Auch die Lawinengefahr ist in vielen Kantonen erheblich. Und auch auf den Strassen macht sich der Wintereinbruch bemerkbar. Die Autobahn A9 war am frühen Morgen wegen Schneefalls auf Höhe des Simplon-Passes für Anhängerzüge und Sattelschlepper bis auf Weiteres in beide Richtungen gesperrt, wie der Touring Club Schweiz auf seiner Webseite schrieb.
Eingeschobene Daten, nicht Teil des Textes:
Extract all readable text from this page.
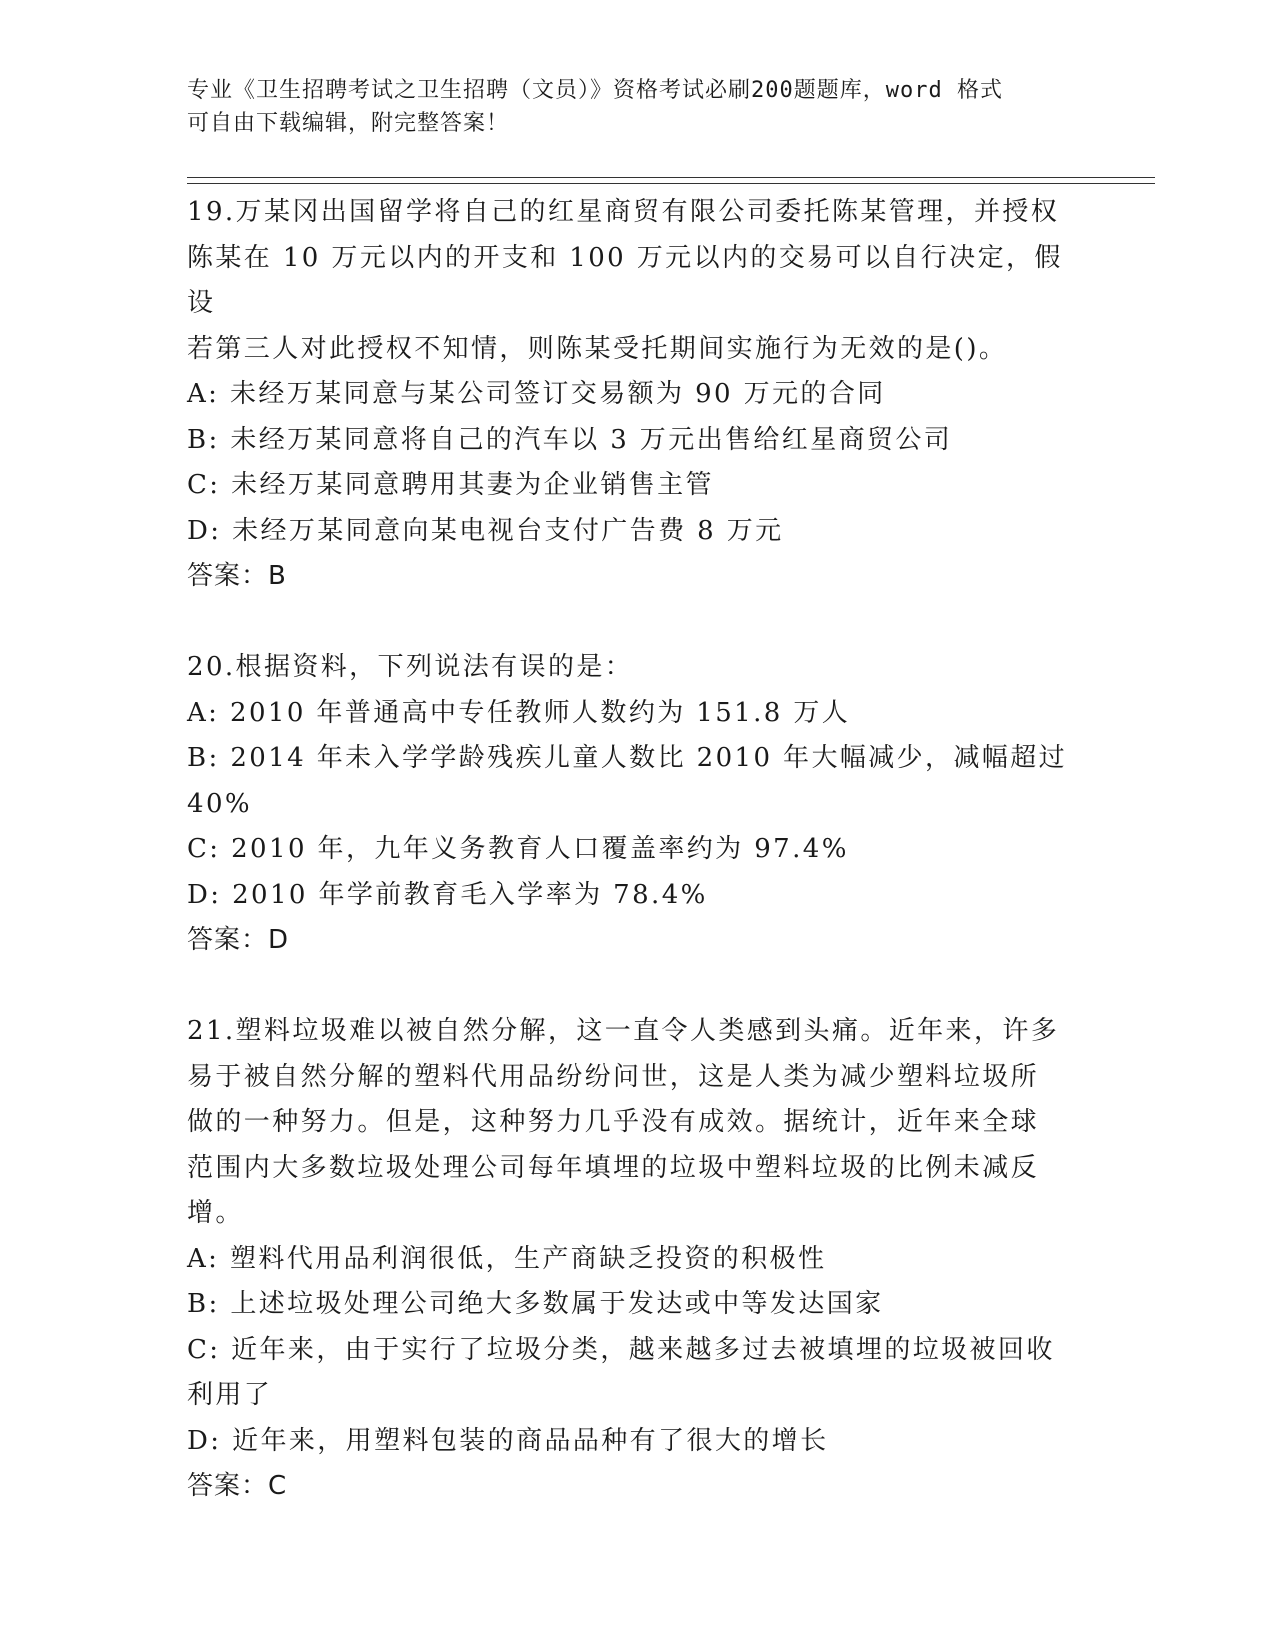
专业《卫生招聘考试之卫生招聘（文员）》资格考试必刷200题题库，word 格式
可自由下载编辑，附完整答案！

19.万某冈出国留学将自己的红星商贸有限公司委托陈某管理，并授权

陈某在 10 万元以内的开支和 100 万元以内的交易可以自行决定，假设

若第三人对此授权不知情，则陈某受托期间实施行为无效的是()。

A: 未经万某同意与某公司签订交易额为 90 万元的合同

B: 未经万某同意将自己的汽车以 3 万元出售给红星商贸公司

C: 未经万某同意聘用其妻为企业销售主管

D: 未经万某同意向某电视台支付广告费 8 万元

答案：B

20.根据资料，下列说法有误的是：

A: 2010 年普通高中专任教师人数约为 151.8 万人

B: 2014 年未入学学龄残疾儿童人数比 2010 年大幅减少，减幅超过

40%

C: 2010 年，九年义务教育人口覆盖率约为 97.4%

D: 2010 年学前教育毛入学率为 78.4%

答案：D

21.塑料垃圾难以被自然分解，这一直令人类感到头痛。近年来，许多

易于被自然分解的塑料代用品纷纷问世，这是人类为减少塑料垃圾所

做的一种努力。但是，这种努力几乎没有成效。据统计，近年来全球

范围内大多数垃圾处理公司每年填埋的垃圾中塑料垃圾的比例未减反

增。

A: 塑料代用品利润很低，生产商缺乏投资的积极性

B: 上述垃圾处理公司绝大多数属于发达或中等发达国家

C: 近年来，由于实行了垃圾分类，越来越多过去被填埋的垃圾被回收

利用了

D: 近年来，用塑料包装的商品品种有了很大的增长

答案：C
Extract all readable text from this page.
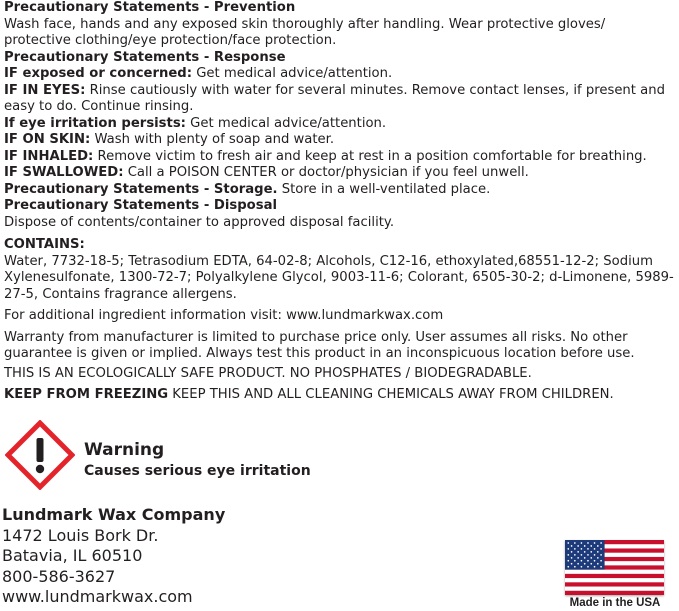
Precautionary Statements - Prevention

Wash face, hands and any exposed skin thoroughly after handling. Wear protective gloves/ protective clothing/eye protection/face protection.

Precautionary Statements - Response

IF exposed or concerned: Get medical advice/attention.

IF IN EYES: Rinse cautiously with water for several minutes. Remove contact lenses, if present and easy to do. Continue rinsing.

If eye irritation persists: Get medical advice/attention.

IF ON SKIN: Wash with plenty of soap and water.

IF INHALED: Remove victim to fresh air and keep at rest in a position comfortable for breathing.

IF SWALLOWED: Call a POISON CENTER or doctor/physician if you feel unwell.

Precautionary Statements - Storage. Store in a well-ventilated place.

Precautionary Statements - Disposal

Dispose of contents/container to approved disposal facility.

CONTAINS:

Water, 7732-18-5; Tetrasodium EDTA, 64-02-8; Alcohols, C12-16, ethoxylated,68551-12-2; Sodium Xylenesulfonate, 1300-72-7; Polyalkylene Glycol, 9003-11-6; Colorant, 6505-30-2; d-Limonene, 5989-27-5, Contains fragrance allergens.

For additional ingredient information visit: www.lundmarkwax.com

Warranty from manufacturer is limited to purchase price only. User assumes all risks. No other guarantee is given or implied. Always test this product in an inconspicuous location before use.

THIS IS AN ECOLOGICALLY SAFE PRODUCT. NO PHOSPHATES / BIODEGRADABLE.

KEEP FROM FREEZING KEEP THIS AND ALL CLEANING CHEMICALS AWAY FROM CHILDREN.

Warning
Causes serious eye irritation
Lundmark Wax Company
1472 Louis Bork Dr.
Batavia, IL 60510
800-586-3627
www.lundmarkwax.com	Made in the USA
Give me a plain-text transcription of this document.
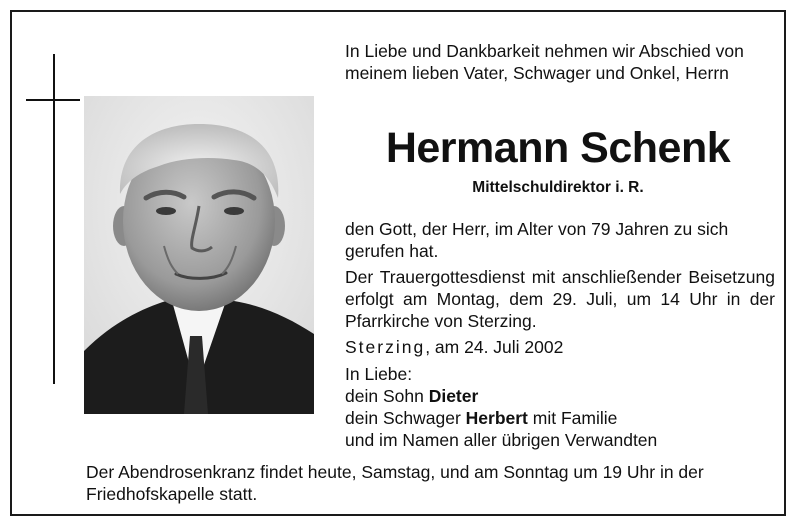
In Liebe und Dankbarkeit nehmen wir Abschied von meinem lieben Vater, Schwager und Onkel, Herrn
Hermann Schenk
Mittelschuldirektor i. R.

den Gott, der Herr, im Alter von 79 Jahren zu sich gerufen hat.

Der Trauergottesdienst mit anschließender Beisetzung erfolgt am Montag, dem 29. Juli, um 14 Uhr in der Pfarrkirche von Sterzing.

Sterzing, am 24. Juli 2002

In Liebe:
dein Sohn Dieter
dein Schwager Herbert mit Familie
und im Namen aller übrigen Verwandten
Der Abendrosenkranz findet heute, Samstag, und am Sonntag um 19 Uhr in der Friedhofskapelle statt.
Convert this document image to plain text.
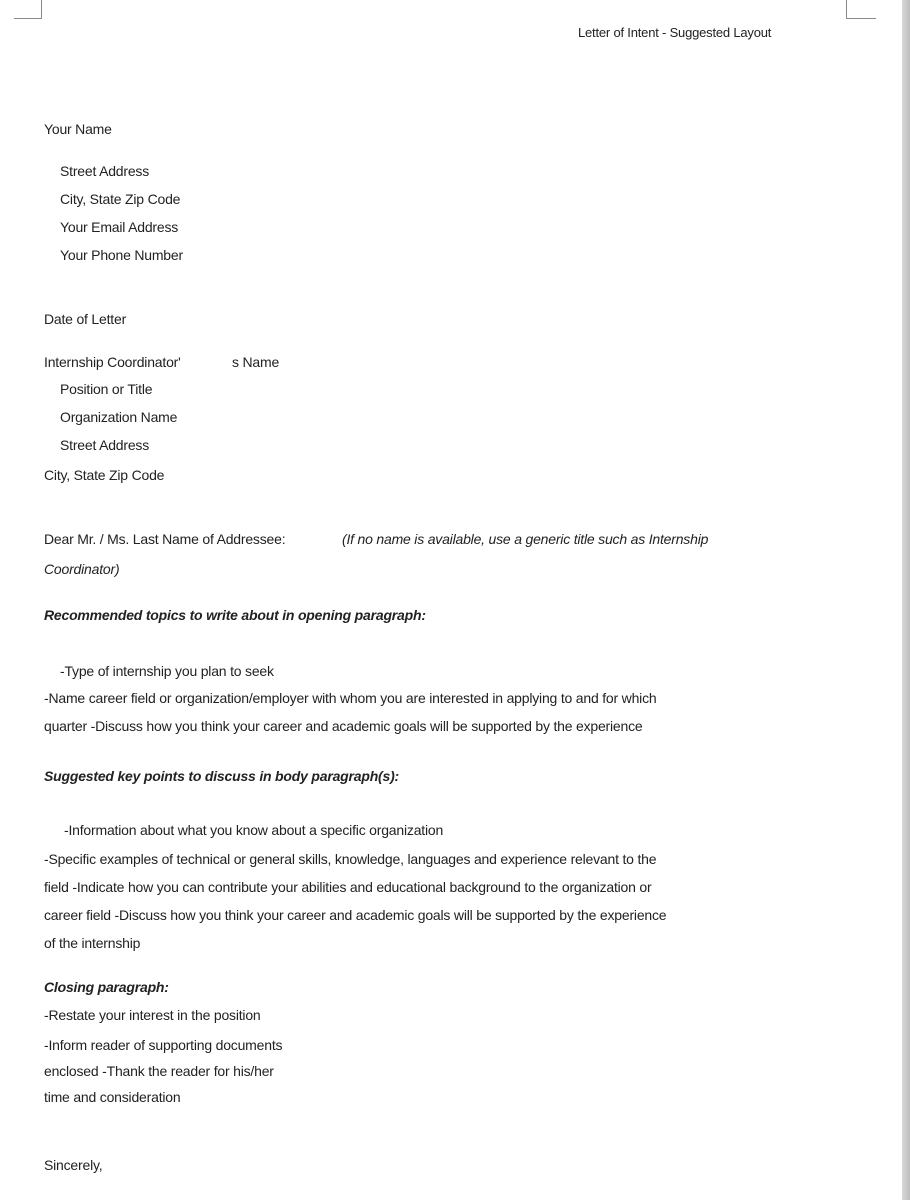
Letter of Intent - Suggested Layout
Your Name
Street Address
City, State Zip Code
Your Email Address
Your Phone Number
Date of Letter
Internship Coordinator'	s Name
Position or Title
Organization Name
Street Address
City, State Zip Code
Dear Mr. / Ms. Last Name of Addressee:	(If no name is available, use a generic title such as Internship
Coordinator)
Recommended topics to write about in opening paragraph:
-Type of internship you plan to seek
-Name career field or organization/employer with whom you are interested in applying to and for which
quarter -Discuss how you think your career and academic goals will be supported by the experience
Suggested key points to discuss in body paragraph(s):
-Information about what you know about a specific organization
-Specific examples of technical or general skills, knowledge, languages and experience relevant to the
field -Indicate how you can contribute your abilities and educational background to the organization or
career field -Discuss how you think your career and academic goals will be supported by the experience
of the internship
Closing paragraph:
-Restate your interest in the position
-Inform reader of supporting documents
enclosed -Thank the reader for his/her
time and consideration
Sincerely,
Für den Schwerverkehr war demnach auch die A13 zwischen Thusis-Süd und der Verzweigung Bellinzona-Nord in beide Richtungen gesperrt.
In den Alpentälern gibt es nach Angaben des Bundesamts für Meteorologie und Klimatologie (Meteoschweiz) voraussichtlich meist Schnee bis zum Talboden.
Bis am Sonntagmorgen dürfte es oberhalb von 1000 Metern in den zentralen Alpen 30 bis 70 Zentimeter Neuschnee und oberhalb von 600 Metern 10 bis 30 Zentimeter Neuschnee geben, wie Meteoschweiz auf seiner Webseite schrieb.